Smith hatte bereits vor zehn Jahren mit „The Revenant“ (Regie Alejandro Iñárritu) eine düstere Saga über blutige Machtkämpfe an der amerikanischen Frontier geschrieben. Parallelen sind offensichtlich – darunter die Anlehnung an historische Ereignisse und das neuerliche Auftauchen des berühmten Mountain Man Jim Bridger (Shea Wigham), inzwischen Gründer von Fort Bridger nahe der Grenze von Utah und Wyoming; die rauen Naturgewalten und die Abwesenheit jedes Komforts setzt der Regisseur Peter Berg ebenso prominent ins Bild wie einst Iñárritu. Man meint die Kälte körperlich zu empfinden, das Blut und den Dreck zu schmecken, man spürt die Angst und Wut und Verzweiflung, den schieren Überlebenswillen der Figuren, die in den Strudel der brutalen Machtkämpfe in den Weiten des amerikanischen Westens gesogen werden.

Apokalyptische Szenen im Kampf um Land

„Amerika“, sagte der Regisseur Peter Berg in der „New York Times“, sei „aus Krieg und Blut und Tod geboren“, und es sind wahrhaft apokalyptische Szenen, die sich hier im Kampf um das Land und die kulturelle und religiöse Vorherrschaft abspielen. Berg führt seine Darsteller mit einer packenden Mischung von Lakonie und Intensität; viele der bewegendsten Momente – darunter eine sekundenkurze Szene zwischen Two Moons und Sara, die Erniedrigung in Ermächtigung verwandelt – sind ohne große Worte inszeniert.

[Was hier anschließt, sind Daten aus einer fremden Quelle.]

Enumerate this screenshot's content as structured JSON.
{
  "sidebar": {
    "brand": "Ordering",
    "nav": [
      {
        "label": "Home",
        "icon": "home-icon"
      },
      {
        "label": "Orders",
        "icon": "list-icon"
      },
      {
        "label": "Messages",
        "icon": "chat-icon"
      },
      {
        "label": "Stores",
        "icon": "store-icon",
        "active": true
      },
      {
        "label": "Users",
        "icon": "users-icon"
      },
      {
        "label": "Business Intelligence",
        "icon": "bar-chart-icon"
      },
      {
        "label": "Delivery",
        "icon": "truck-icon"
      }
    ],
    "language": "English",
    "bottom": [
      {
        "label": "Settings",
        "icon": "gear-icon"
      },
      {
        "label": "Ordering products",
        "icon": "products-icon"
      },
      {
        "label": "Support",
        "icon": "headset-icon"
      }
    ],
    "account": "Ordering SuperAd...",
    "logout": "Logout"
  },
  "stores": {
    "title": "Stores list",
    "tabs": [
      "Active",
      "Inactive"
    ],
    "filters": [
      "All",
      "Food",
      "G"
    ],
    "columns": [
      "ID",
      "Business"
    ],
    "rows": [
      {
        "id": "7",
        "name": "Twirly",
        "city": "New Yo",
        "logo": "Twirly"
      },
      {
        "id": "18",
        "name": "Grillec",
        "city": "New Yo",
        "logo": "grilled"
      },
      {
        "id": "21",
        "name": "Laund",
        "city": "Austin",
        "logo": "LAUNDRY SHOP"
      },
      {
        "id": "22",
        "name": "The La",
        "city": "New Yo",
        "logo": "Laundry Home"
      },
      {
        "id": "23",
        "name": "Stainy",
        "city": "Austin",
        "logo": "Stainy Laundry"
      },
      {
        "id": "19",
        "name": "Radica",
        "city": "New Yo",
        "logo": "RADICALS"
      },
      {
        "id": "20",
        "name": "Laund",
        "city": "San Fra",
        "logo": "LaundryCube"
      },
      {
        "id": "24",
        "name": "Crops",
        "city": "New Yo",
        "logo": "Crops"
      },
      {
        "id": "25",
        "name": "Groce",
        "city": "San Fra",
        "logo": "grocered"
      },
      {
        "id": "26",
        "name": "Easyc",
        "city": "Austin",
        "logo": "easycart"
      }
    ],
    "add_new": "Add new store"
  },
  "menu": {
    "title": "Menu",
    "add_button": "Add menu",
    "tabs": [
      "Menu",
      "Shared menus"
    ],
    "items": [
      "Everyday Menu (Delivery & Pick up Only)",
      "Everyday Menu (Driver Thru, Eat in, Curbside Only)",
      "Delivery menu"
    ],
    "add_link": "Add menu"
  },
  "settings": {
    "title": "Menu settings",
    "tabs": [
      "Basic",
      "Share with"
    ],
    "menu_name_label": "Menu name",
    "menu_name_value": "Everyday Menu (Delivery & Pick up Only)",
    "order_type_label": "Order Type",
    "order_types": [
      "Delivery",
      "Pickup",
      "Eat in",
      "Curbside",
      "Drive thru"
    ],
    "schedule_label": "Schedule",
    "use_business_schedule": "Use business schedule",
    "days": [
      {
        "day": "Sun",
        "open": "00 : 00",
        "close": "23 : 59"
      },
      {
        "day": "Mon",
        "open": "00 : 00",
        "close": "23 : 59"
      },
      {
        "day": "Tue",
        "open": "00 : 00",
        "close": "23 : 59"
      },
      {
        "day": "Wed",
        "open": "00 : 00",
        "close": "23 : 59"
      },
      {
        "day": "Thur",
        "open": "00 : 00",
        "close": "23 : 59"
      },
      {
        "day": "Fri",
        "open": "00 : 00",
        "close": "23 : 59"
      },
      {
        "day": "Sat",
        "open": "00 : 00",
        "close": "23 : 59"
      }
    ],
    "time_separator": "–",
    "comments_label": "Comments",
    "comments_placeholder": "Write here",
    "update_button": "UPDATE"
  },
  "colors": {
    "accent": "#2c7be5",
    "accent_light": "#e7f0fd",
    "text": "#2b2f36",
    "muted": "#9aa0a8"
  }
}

Taylor Kitsch als schmallippiger Isaac, ein Einzelgänger, der unter Shoshonen groß wurde und im Überlebensmodus agiert, liefert eine eindrucksvolle Vorstellung ab; Betty Gilpin als Sara empfiehlt sich abermals als eines der großen Talente ihrer Generation; und Saura Lightfoot-Leon in der Rolle der widerstandsfähigen Abish ist eine Entdeckung.

Berg inszeniert seinen pessimistischen, aber nie zynischen Sechsteiler so dicht und spannend, wie man es sich von vielen Streamingserien inzwischen vergeblich wünscht; und auch wenn hier die Kämpfer für Gerechtigkeit nicht immer obsiegen, erscheint ihr Ringen nicht vergebens. „Wenn Brigham Young gewinnt“, heißt es an einer Stelle, „wird dieses gesetzlose Land in noch größere Dunkelheit fallen.“ Die Geschichte verwies Young auf die Ränge. Aber wessen Land dies ist, darüber wird bekanntlich weiterhin gestritten.

American Primeval startet heute bei Netflix.